« LA CONFIANCE DU GÉNÉRAL N’A JAMAIS MANQUÉ À MON MARI »

Entretien avec Madame Claude Pompidou
Présidente de la Fondation Claude-Pompidou

Revue Espoir n°148

Georges Pompidou entre au cabinet du Général, par l’entremise de René Brouillet, au lendemain de la Libération. Il racontera qu’il avait d’emblée éprouvé pour cet « être de légende », ce « héros mythique » une immense admiration. De son côté, le Général apprécie très vite la qualité de son nouveau chargé de mission. Quelle est la tonalité de leurs relations au cours de cette première période ?

– C.P. : Du côté de mon mari, c’était plus que de l’admiration : une vénération quasi religieuse. Il identifiait le général de Gaulle non seulement à la France Libre et à la Résistance, mais à la France tout court, la France historique, mais aussi la France qui était à reconstruire. Dès le début, leurs relations ont été marquées par une extrême courtoisie du Général envers Georges Pompidou. C’est quelqu’un avec qui il n’a jamais eu à élever la voix, ce qui n’était pas toujours le cas avec tous ses collaborateurs !

Beaucoup de choses les séparaient : l’âge, la formation, les références…
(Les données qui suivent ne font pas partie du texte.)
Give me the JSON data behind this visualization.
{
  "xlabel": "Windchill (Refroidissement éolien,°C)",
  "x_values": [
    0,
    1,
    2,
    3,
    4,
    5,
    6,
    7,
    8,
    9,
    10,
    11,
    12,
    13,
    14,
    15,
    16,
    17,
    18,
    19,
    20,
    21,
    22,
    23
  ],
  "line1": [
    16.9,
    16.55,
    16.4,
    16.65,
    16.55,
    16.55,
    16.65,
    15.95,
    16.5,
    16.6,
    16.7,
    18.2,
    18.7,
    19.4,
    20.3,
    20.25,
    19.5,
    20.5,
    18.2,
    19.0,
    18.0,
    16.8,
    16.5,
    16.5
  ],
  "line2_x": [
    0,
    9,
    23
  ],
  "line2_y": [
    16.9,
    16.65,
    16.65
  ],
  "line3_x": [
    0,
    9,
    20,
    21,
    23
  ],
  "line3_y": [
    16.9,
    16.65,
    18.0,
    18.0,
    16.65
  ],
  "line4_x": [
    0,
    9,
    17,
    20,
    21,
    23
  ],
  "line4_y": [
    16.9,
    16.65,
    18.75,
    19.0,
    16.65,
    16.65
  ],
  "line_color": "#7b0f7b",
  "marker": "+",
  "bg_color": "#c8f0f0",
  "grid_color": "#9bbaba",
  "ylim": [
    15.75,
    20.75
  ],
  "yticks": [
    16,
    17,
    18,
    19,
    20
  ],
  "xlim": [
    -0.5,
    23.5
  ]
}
– C.P. : Beaucoup de choses les rapprochaient, en particulier leur immense culture littéraire, leur amour pour l’histoire de France, leur conception élevée de la politique, leurs vues sur l’avenir et sur la reconstruction du pays. Mon mari ne voulait pas faire de politique – il n’a d’ailleurs jamais fait de « politique politicienne », il n’a jamais été un professionnel de la politique – mais, plutôt que de reprendre son enseignement à Henri-IV, il désirait ardemment participer à la reconstruction du pays.

Le fait que Georges Pompidou n’ait pas pris part à l’épopée de la France Libre ne constituait-il pas une sorte de handicap ?

-C.P. : Il avait immédiatement eu le projet de gagner Londres pour rejoindre le Général. Mais l’état de santé de sa mère, gravement malade, l’en empêcha ; il choisit alors d’entrer en Résistance en France même. Nous habitions Paris. Nous avons régulièrement hébergé des résistants, servi de boîte aux lettres, vivant toujours sur le qui-vive. Une de mes tantes fut arrêtée, envoyée à Drancy puis à Ravensbrück, d’où elle ne revint pas. Des cousins subirent le même sort. C’est dire quels étaient nos sentiments vis-à-vis du général de Gaulle.

Nous avons tout de suite été dans l’intimité du couple de Gaulle. Ils venaient régulièrement dîner à la maison, alors que le Général fuyait les dîners en ville. Mme de Gaulle était une forte personnalité et une grande dame. Elle n’exerçait pas directement une influence sur son mari, mais sa présence était importante pour lui. Je l’admirais parce qu’ayant connu un destin extraordinaire, elle avait su rester elle-même, simple, naturelle.

Quels ont été les sentiments de Georges Pompidou lorsque le Général est parti ?

– C.P. : Une grande émotion, une grande tristesse. Ce jour-là, il a pris la décision de ne jamais abandonner le Général. Bien entendu, il ne pensait pas que la traversée du désert » serait aussi longue ! Il est resté son chef de cabinet jus- qu’en 1951. Il était entré au Conseil d’Etat dès 1946, à la demande expresse du Général, et il y avait noué des relations très étroites avec de nombreuses personnalités, qu’il retrouvera ensuite.

Il restera dans l’ombre du Général jusqu’au bout. Il s’occupera de ses affaires personnelles (la Fondation Anne-de-Gaulle, la publication des Mémoires de guerre), il sera le dépositaire du testament manuscrit du Général, rédigé au début de 1952, il aura un rôle important au sein du RPF. Ils se voyaient régulièrement. Nous n’avons jamais cessé de fréquenter les de Gaulle. Mon mari se rendait souvent à Colombey pour des séances de travail.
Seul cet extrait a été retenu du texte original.